Ser pai

 

 

 

      

 

 

                                                     SER PAI

                                                                       1º.I.2006

                                                                         A pensar    no ………………….e  ………………………………..(em quem?Direi no livro, quando publicar isto).

                                                                                                                                                                                        

                                                                                                                                                                                                                                         Arthur Virmond de Lacerda Neto

 

                               Longe de reduzir-se ao ato puramente genesíaco da reprodução,  equivale a paternidade a uma verdadeira função, em que ao pai toca  formar o filho,  acompanhar-lhe o desenvolvimento,  orientá-lo,  colaborar com ele,  corrigi-lo, votar-lhe compreensão e paciência, bondade e carinho, e, quando necessário, rigor e severidade.
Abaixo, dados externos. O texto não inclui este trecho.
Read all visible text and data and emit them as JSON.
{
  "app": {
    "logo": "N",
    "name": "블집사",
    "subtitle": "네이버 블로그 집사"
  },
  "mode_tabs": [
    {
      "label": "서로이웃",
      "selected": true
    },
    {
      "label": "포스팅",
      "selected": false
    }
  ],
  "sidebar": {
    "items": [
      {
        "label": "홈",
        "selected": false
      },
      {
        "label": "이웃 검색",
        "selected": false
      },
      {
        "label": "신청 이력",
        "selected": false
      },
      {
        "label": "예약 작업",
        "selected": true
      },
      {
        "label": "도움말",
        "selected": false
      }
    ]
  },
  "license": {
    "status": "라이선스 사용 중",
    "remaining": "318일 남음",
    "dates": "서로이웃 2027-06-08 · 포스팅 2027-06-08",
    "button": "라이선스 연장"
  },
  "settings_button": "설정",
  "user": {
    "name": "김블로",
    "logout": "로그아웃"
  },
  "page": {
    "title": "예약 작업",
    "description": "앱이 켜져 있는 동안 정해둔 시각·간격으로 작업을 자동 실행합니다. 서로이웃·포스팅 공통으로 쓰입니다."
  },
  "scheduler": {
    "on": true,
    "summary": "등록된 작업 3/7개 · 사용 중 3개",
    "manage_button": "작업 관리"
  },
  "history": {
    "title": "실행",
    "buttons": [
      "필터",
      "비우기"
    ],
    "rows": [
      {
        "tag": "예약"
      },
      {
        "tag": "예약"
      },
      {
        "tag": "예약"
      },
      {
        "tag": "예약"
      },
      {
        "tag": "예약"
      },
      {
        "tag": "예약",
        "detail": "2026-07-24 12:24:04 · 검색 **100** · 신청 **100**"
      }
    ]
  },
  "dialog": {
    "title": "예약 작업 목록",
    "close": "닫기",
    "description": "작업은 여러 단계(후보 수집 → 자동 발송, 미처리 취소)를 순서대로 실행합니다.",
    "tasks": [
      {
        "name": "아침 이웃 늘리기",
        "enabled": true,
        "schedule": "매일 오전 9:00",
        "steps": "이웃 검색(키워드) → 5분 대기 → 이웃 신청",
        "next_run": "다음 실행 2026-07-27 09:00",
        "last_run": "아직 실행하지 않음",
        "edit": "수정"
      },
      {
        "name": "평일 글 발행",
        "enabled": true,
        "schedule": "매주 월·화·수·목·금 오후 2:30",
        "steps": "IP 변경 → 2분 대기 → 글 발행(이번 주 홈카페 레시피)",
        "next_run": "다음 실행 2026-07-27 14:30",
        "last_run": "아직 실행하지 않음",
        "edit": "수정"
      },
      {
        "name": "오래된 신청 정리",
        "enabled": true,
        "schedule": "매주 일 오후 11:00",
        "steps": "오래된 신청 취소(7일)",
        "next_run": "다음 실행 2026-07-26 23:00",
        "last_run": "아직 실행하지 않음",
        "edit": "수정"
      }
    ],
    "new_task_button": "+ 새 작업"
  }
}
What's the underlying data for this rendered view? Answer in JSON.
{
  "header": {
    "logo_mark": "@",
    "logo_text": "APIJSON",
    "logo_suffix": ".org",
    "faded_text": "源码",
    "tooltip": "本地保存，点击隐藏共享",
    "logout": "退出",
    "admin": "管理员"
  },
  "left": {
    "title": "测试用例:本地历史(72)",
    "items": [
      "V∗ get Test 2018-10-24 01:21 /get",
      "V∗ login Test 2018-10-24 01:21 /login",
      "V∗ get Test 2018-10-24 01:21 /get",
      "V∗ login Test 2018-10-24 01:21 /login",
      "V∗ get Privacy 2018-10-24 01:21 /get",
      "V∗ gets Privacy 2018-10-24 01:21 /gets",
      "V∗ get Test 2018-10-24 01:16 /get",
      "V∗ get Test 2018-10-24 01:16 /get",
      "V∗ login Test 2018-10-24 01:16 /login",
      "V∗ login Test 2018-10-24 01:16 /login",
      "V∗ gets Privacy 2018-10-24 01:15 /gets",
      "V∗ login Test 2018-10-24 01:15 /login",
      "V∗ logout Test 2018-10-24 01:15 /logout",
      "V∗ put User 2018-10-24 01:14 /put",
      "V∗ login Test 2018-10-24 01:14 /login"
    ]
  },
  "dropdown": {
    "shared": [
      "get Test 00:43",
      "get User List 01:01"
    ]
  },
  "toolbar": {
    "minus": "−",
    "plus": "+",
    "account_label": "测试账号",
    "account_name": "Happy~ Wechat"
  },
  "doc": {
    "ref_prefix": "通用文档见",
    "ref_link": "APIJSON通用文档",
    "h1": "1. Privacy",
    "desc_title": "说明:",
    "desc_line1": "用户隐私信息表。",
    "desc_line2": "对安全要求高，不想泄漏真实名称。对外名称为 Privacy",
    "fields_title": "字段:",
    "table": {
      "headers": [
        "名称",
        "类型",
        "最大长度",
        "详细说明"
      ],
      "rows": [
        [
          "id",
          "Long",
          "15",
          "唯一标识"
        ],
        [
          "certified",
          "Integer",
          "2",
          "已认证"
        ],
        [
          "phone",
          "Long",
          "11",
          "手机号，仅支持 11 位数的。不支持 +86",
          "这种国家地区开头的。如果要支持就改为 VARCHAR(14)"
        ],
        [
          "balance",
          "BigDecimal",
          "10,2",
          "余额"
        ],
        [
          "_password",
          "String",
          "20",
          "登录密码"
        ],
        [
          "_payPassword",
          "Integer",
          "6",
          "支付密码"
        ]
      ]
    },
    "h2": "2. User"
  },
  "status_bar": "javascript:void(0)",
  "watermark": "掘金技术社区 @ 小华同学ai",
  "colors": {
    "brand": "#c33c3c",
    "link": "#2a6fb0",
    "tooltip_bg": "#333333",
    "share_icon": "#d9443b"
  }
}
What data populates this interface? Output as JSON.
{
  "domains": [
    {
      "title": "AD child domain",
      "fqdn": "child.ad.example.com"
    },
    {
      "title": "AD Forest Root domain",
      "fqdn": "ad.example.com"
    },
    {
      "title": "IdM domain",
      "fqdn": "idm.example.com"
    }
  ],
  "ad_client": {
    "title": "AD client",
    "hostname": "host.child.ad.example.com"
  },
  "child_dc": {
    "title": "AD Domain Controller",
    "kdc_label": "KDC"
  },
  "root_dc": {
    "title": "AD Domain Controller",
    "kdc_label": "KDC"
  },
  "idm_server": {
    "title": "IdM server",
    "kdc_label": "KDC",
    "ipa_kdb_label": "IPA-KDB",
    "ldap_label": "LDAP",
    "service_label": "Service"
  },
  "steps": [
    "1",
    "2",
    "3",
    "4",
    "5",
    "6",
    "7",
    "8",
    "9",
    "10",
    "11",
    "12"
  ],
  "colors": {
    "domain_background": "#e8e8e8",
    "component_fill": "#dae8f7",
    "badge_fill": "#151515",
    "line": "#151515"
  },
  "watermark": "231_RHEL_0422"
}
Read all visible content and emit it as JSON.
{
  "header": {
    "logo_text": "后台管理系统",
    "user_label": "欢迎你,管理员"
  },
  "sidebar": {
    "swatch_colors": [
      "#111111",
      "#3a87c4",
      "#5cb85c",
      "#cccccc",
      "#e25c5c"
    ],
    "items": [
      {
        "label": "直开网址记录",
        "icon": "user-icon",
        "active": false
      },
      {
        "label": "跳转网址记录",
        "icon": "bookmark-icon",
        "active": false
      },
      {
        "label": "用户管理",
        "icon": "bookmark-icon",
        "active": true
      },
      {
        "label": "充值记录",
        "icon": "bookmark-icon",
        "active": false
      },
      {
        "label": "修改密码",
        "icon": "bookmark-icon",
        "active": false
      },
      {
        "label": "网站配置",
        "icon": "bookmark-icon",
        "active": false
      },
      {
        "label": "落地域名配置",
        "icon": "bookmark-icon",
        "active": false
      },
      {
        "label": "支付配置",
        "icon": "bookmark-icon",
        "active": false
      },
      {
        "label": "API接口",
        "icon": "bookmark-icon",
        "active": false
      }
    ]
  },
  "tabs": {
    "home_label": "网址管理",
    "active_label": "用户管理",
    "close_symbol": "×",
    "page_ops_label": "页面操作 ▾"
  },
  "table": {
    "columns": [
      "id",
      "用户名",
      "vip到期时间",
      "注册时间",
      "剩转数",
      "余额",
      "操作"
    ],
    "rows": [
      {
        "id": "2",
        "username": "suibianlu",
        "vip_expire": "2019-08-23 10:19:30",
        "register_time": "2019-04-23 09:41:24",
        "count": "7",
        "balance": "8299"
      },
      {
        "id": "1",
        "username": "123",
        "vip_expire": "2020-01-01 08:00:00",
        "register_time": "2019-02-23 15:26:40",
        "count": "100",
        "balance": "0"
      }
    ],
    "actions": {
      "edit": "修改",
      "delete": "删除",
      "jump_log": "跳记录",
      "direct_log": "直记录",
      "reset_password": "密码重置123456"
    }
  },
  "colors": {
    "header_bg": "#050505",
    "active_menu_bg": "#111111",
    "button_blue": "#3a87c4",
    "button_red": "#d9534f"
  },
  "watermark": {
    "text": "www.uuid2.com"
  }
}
Ela importa em uma responsabilidade, que se inicia no momento da concepção, que perdura ao longo da vida e em que reúnem-se os aspectos educador e afetivo: ser pai significa educar e amar.

                               Nem todos os pais acham-se capazes de desempenharem este papel: há indivíduos introvertidos demais para se amistarem com os seus filhos; há os egoístas, inaptos para dedicarem-se-lhes; há os insensíveis, incapazes de amarem-nos; há os permissivos, que lhes toleram os excessos; há os irresponsáveis, que os abandonam do ponto de vista afetivo, material e moral; há os desnaturados,  que insuportam a responsabilidade paternal.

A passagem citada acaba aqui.